KTT ASEAN Ke-42 Bahas Krisis Myanmar, CSIS: Belum Ada Kemajuan
Berita Baru, Jakarta – Centre for Strategic and International Studies (CSIS) Indonesia menilai bahwa KTT ASEAN Ke-42 masih belum mampu melahirkan kesepakatan tentang bagaimana harus menyelesaikan krisis di Myanmar.
“ASEAN masih terpecah-pecah tentang bagaimana harus menyelesaikan krisis di Myanmar. Belum ada kemajuan yang berarti dalam pelaksanaan Five-Point Consensus,” tulis CSIS dalam laporan Media Briefing, Minggu (14/5).
Disebutkan bahwa setelah tiga masa keketuaan yang berbeda, ASEAN hingga saat ini hanya jalan ditempat, melakukan hal yang sama berulang-ulang, tetapi mengharapkan hasil yang berbeda, ini adalah sesuatu yang tidak masuk akal.
“Meskipun upaya untuk melakukan engagements dengan lebih banyak stakeholders (diklaim lebih dari 60 stakeholders) perlu diapresiasi, harus ada kejelasan apa yang menjadi tujuan utama dari melakukan engagements yang lebih banyak ini,” jelasnya.

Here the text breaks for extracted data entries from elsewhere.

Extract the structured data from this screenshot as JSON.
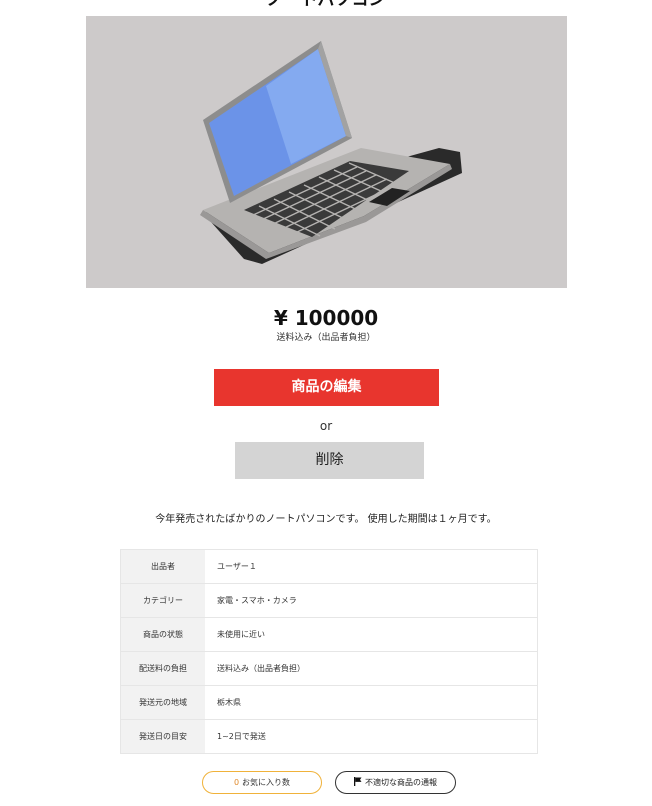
{
  "product": {
    "title": "ノートパソコン",
    "image_icon": "laptop-image",
    "price": "¥ 100000",
    "shipping_note": "送料込み（出品者負担）",
    "description": "今年発売されたばかりのノートパソコンです。 使用した期間は１ヶ月です。"
  },
  "actions": {
    "edit_label": "商品の編集",
    "or_label": "or",
    "delete_label": "削除",
    "edit_color": "#e8352e",
    "delete_color": "#d4d4d4"
  },
  "details": [
    {
      "label": "出品者",
      "value": "ユーザー１"
    },
    {
      "label": "カテゴリー",
      "value": "家電・スマホ・カメラ"
    },
    {
      "label": "商品の状態",
      "value": "未使用に近い"
    },
    {
      "label": "配送料の負担",
      "value": "送料込み（出品者負担）"
    },
    {
      "label": "発送元の地域",
      "value": "栃木県"
    },
    {
      "label": "発送日の目安",
      "value": "1~2日で発送"
    }
  ],
  "footer": {
    "favorite_count": "0",
    "favorite_label": "お気に入り数",
    "report_label": "不適切な商品の通報",
    "report_icon": "flag-icon",
    "favorite_border_color": "#f0b23a"
  }
}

Dengan terus meningkatnya kekerasan di Myanmar, lanjut CSIS, mungkin Indonesia perlu mengkaji ulang strategi quiet diplomacy yang dijalankan karena tanpa hasil yang konkrit, minimal penghentian kekerasan.
“Upaya ini dapat dipersepsikan sebagai tindakan mengulur waktu (buying time),” ujarnya.
Dengan sisa beberapa bulan masa keketuaan Indonesia, CSIS mengusulkan dua hal yang masih bisa dilakukan. Pertama, diperlukan penyusunan Implementation Plan untuk Five-Point Consensus seperti yang dimandatkan oleh ASEAN Leaders’ Review and Decisions on the Implementation of the Five-Point Consensus pada November 2022.
“Seharusnya engagement dengan stakeholders yang lebih banyak bisa menjadi basis yang kuat untuk menyusun implementation plan ini,” katanya.
Kedua, Indonesia perlu mendorong institusionalisasi Office of the Special Envoy agar menjadi milik ASEAN. Dengan demikian, Indonesia bisa melanjutkan perannya beyond its chairmanship dan menunjukkan kepemimpinannya dalam membantu penyelesaian krisis di Myanmar.
“Bukan hanya sekedar memegang jabatan bergilir yang turut ‘mewariskan’ masalah Myanmar kepada ketua berikutnya,” tegasnya.
Selanjutnya, CSIS menekankan agar Indonesia terus menunjukkan keberanian dan ketegasan di dalam ASEAN, bersama-sama dengan anggota yang like-minded untuk terus mengupayakan solusi jangka panjang bagi krisis di Myanmar ini.
“Tanpa adanya kemajuan berarti yang dicapai ASEAN, tanpa adanya kemampuan Indonesia untuk menunjukkan leadership di ASEAN, apakah ini artinya ASEAN bergerak ke arah self destruction?,” pungkasnya.